Previous studies have shown that mice and honeybees can be conditioned to associate certain times of day with different rewards, like food or a mate. Fruit flies are very well understood -- scientists have a great handle on how their genes are organized, so it's not hard to figure out what genetic changes cause behavioral ones -- so Heisenberg decided to see if this sense of time could be replicated in a such a simple organism.
For two days in a row, Heisenberg and his colleagues exposed fruit flies to sugary treats in the morning and afternoon -- each with a specific smell. On the third day, they had access to both.
"Hungry flies learn that in the morning the odor of banana promises food and that in the afternoon the odor of apple promises food," Heisenberg said. "If this was true for two consecutive days, on the third day the flies in their choice between odor of banana and apple prefer banana in the morning and apple in the afternoon."
They're not exactly building sundials, but it's kind of mind-blowing to imagine such a tiny creature keeping any mark of their days.
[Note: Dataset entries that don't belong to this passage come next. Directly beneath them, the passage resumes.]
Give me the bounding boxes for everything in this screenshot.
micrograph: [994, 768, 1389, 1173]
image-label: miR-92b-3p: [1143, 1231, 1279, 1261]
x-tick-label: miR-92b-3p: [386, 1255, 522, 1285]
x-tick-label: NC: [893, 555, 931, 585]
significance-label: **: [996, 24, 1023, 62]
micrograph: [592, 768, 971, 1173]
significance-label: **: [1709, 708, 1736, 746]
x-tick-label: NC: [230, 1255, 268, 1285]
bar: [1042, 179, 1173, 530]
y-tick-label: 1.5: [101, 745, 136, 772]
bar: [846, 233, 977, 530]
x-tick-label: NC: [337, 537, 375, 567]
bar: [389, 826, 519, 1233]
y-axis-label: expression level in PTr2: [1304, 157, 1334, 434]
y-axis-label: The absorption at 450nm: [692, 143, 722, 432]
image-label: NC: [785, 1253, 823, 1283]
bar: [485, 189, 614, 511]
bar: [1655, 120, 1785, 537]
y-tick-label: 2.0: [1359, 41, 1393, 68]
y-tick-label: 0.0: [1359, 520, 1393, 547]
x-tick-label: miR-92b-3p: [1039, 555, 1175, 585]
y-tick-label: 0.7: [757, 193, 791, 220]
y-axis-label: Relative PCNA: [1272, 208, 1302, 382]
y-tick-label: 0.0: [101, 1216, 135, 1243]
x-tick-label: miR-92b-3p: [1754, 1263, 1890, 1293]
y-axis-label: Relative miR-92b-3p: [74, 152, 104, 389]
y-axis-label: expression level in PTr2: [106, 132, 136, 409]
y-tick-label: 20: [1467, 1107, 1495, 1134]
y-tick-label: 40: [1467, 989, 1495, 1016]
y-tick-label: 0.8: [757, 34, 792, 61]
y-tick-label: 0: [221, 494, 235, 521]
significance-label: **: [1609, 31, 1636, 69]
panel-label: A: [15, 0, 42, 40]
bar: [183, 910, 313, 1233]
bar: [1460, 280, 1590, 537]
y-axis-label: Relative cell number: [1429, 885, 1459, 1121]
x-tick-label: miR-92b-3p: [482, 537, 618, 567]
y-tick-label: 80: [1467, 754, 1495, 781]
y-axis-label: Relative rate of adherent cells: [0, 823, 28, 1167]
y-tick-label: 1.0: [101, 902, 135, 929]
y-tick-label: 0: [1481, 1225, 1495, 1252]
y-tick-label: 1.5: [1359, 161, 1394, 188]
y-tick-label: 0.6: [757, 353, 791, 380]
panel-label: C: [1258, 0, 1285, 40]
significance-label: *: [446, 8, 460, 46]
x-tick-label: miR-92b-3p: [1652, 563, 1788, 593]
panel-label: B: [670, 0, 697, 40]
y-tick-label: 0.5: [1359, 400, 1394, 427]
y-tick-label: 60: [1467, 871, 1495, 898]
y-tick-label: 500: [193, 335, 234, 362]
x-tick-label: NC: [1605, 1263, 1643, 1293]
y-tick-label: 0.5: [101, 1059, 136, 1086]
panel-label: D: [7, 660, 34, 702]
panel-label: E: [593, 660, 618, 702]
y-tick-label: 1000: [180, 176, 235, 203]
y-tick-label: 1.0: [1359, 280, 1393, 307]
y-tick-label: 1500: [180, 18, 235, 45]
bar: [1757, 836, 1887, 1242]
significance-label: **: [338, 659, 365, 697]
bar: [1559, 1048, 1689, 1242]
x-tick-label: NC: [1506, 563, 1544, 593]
The effect persisted as long as the "morning" and "afternoon" conditioning sessions were at least four hours apart, and as long as the flies' circadian rhythm wasn't interrupted with constant sunlight.
Now that they know flies exhibit this time-coded behavior, Heisenberg and his colleagues can explore just what genes have created the capability, and how time functions in a fly brain. That could eventually help explain the phenomenon in other, more complex organisms. However they manage it, it's definitely an evolutionary advantage.
"Most organisms have an endogenous clock to organize their behavior over the day. This behavioral control is innate. To be able to modify this control by experience is a substantial advantage. For instance, in nature certain flowers provide food at certain times of the day, certain predators may be around at particular times, etc.," Heisenberg said.